Wednesday, December 30, 2015

Trying to weatherproof the carport.

Added some beams, center posts and some diagonal ropes.  

 Finally added the carport walls in hopes they stay together.  Rain this weekend, so we're hoping it holds, so we can move forward with the cabinets and walls.

Tuesday, December 29, 2015

Flooring Finished

Vinyl glue is nasty, sticky stuff...

....But installing vinyl tiles is much easier than porcelain.  They easily score and snap with a utility knife, even for complex inside corners.  The wife and I went around and around about the pattern orientation, and ended up with her preference for all tiles oriented in the same direction to add some width to the narrow axis.

A flooring roller is $40 for a one use tool, so we went full Betty Crocker on this installation. 

As usual, the helpers were on hand to make sure every seam and corner were pressed into place.  It's a little concerning that we did this on a day that was barely above the required 65 degree install temperature, but Mama wants to go camping, so the trailer show must go on.

Now comes the hard part...we need to fully rain and wind proof the carport before we can even contemplate putting up the walls.  Our driveway is going to look like Ringling Brothers pretty soon with all the tarps and guy-wires, but El Nino is coming..., 

Monday, December 28, 2015

Starting the floor tiling

Our tile order got messed up as usual by Home Depot, but we eventually got them 6 days late.  We started by cleaning up any bumps, filling the remaining divots and laying out the position of all cabinets.  By the time we decided where each tile would go, it was too cold for the recommended temperature range of the adhesive, so will bust it out tomorrow.  Our buddy Pat gave us a few suggestions about weatherproofing the carport, so that might be the next task.

Saturday, December 26, 2015

Finishing the street side wall paneling

Got the remaining sheet installed (plus a 2 inch sliver hidden behind the kitchen).  This wall will join it's sister in the garage for a bit while we work on the trailer interior flooring (if Home Depot can ever find our special order flooring that was due in last week)

Friday, December 25, 2015


Got a few hours to start on the street side paneling.
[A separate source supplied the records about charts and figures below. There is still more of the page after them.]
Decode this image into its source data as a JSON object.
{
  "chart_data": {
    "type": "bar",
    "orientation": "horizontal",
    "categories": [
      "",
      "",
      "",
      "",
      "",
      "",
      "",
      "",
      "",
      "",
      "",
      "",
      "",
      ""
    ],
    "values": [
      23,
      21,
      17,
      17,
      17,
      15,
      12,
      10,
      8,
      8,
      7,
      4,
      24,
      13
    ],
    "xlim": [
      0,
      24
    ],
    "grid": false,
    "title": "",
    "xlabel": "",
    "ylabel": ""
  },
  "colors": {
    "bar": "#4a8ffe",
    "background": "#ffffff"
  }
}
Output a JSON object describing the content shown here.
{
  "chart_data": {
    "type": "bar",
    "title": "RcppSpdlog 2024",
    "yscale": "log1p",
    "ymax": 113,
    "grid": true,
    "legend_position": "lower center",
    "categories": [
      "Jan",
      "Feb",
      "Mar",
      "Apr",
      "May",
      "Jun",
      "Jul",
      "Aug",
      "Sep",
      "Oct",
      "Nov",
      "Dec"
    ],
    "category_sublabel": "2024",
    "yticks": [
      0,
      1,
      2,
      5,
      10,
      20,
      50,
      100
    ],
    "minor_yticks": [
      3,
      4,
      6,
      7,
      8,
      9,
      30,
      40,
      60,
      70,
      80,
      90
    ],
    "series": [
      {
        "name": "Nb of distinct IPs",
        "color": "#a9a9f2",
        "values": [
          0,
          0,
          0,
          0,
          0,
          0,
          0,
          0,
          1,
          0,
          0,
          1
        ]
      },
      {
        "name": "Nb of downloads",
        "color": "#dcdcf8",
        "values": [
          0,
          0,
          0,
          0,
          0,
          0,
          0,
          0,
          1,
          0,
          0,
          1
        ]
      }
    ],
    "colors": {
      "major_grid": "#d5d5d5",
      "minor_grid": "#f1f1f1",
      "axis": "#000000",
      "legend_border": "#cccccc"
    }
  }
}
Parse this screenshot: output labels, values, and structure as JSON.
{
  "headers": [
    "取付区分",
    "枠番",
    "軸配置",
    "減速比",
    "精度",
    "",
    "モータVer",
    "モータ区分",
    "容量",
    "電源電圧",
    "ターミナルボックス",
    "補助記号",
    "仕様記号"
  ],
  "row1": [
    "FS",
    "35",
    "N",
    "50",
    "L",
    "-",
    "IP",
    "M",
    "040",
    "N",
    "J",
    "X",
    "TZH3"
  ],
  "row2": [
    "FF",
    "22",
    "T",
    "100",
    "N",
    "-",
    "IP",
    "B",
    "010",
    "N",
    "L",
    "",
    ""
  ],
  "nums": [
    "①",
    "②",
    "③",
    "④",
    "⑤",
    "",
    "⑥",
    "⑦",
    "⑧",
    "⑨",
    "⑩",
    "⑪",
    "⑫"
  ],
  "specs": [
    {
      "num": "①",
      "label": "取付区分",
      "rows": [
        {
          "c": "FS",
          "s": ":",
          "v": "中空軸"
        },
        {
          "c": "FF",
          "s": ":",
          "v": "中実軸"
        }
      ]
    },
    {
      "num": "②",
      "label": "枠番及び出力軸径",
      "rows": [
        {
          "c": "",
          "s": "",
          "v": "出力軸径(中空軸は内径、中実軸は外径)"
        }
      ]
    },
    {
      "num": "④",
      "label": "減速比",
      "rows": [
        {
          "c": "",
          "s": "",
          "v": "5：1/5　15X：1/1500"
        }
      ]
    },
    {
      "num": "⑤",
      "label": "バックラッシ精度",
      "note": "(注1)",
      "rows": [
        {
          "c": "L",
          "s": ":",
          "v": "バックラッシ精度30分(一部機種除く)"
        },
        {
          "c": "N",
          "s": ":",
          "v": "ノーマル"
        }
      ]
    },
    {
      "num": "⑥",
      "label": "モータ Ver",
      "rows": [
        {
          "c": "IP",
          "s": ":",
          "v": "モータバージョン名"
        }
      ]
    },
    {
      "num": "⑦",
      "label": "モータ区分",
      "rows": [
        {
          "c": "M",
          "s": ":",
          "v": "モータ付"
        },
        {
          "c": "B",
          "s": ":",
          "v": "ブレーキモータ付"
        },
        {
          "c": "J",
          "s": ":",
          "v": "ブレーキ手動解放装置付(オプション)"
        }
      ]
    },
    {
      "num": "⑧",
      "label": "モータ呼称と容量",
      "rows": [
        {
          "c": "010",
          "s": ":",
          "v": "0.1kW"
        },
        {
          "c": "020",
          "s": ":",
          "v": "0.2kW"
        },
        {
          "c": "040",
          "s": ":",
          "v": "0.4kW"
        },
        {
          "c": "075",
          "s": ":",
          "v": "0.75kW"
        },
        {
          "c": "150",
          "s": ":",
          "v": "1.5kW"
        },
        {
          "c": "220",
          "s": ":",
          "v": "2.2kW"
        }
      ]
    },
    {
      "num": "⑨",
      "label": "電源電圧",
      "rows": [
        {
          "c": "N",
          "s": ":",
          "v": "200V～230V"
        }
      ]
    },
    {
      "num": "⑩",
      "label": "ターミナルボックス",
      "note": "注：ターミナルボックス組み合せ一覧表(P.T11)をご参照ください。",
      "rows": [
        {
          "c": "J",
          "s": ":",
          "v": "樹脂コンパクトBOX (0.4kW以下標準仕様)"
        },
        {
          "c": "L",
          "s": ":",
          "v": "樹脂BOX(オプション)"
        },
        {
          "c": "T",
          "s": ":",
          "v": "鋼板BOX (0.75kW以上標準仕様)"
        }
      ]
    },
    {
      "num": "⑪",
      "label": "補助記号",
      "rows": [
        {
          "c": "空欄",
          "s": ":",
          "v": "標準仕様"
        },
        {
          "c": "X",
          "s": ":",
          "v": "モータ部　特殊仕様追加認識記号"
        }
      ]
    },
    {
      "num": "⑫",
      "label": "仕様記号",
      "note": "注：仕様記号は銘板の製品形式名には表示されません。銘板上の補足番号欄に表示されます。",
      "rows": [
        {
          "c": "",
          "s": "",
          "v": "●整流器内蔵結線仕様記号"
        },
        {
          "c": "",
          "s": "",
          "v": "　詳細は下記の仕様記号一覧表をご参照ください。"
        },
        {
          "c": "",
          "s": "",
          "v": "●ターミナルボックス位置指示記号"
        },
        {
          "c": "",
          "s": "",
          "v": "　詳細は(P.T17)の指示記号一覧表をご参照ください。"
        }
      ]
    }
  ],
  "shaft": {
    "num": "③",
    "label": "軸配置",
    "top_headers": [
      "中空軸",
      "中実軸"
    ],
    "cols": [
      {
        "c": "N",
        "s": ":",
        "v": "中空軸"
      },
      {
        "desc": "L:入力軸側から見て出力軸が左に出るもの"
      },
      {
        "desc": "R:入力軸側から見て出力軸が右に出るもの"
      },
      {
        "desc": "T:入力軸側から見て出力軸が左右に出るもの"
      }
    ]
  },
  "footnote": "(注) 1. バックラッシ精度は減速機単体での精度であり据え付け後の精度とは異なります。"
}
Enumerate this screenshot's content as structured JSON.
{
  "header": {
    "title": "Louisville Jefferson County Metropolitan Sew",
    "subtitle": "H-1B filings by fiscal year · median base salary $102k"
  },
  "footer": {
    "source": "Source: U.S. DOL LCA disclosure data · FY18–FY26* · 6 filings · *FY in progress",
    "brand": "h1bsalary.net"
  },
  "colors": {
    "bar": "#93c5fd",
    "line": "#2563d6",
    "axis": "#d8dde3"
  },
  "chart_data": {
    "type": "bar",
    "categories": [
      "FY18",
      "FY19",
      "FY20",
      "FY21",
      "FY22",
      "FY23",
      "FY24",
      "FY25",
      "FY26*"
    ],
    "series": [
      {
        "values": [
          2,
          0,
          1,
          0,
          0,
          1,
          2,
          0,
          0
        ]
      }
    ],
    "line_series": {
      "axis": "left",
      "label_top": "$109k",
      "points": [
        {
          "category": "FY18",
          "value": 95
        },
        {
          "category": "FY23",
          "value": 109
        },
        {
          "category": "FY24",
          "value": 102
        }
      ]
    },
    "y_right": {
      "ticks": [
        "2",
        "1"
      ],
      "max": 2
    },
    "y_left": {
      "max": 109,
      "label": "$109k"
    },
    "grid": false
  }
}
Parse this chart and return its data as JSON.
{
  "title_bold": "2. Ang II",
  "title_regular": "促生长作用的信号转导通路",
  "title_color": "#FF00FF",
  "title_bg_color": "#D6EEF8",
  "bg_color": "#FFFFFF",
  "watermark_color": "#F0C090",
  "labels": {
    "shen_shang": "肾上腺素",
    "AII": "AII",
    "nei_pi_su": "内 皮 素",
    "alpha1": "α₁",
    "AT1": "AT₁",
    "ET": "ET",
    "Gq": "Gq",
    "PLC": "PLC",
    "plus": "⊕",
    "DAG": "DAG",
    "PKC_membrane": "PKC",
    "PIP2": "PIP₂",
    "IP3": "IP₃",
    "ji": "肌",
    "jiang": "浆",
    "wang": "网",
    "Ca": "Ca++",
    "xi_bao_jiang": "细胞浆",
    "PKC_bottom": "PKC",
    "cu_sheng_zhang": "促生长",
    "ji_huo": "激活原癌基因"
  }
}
As usual, nothing is easy with this trailer.  Framing that seems strong breaks with the slightest movement.

Oh well, we needed a thicker piece here anyways, as there is a 2 inch sliver of plywood here, hidden by the kitchen cabinets.  Added a few extra scraps as this area seemed especially weak.

Monday, December 21, 2015

Rebuilding the street side wall paneling

Even though we replaced a lot of rotten framing with new wood, we still needed to add some additional framing to both walls, since the original trailer was built with 3 foot panels and we were using 4x8 sheets.  While we were at it, we added some scrap under the rear bunk support, as our 4 year old just happens to live in the body of a 6 year old girl.

The windstorm made a mess of my saved template panels, and it also was blowing so hard that we thought the carport would fly away, so we took off the tarp and the street side wall lives under it's own tarp until the paneling is completed.

Sunday, December 20, 2015

Rebuilding the curb side wall paneling

This trailer is a little bit different in most of which is that all the wall panels were securely glued to the wall framing.

Most trailers rely on staples and "twisty nails" alone, but the wife didn't like the look of the exposed twisty nail dome heads, so we will "rebuild it the way we found it" and use lots of Titebond III wood glue and staples/brads to secure the panels.

Removing the old panels is tedious as you must remove many staples and glue residue.  Luckily, we have a "staple power" fairy in residence, so it goes pretty quickly.

The curb side wall took 2 days to repanel, with a light rain and windstorm interrupting the progress.

Sunday, December 6, 2015

Uh Oh Part 5

These walls are not built for a lot of strength.  In fact, many people believe the framing is only there to allow you to secure the plywood and metal skin, which supplies the true unibody strength.  That being said, we broke the top framing board lifting the curb side wall, and had to patch it with a 1x4 pocket screwed to both sides of the break.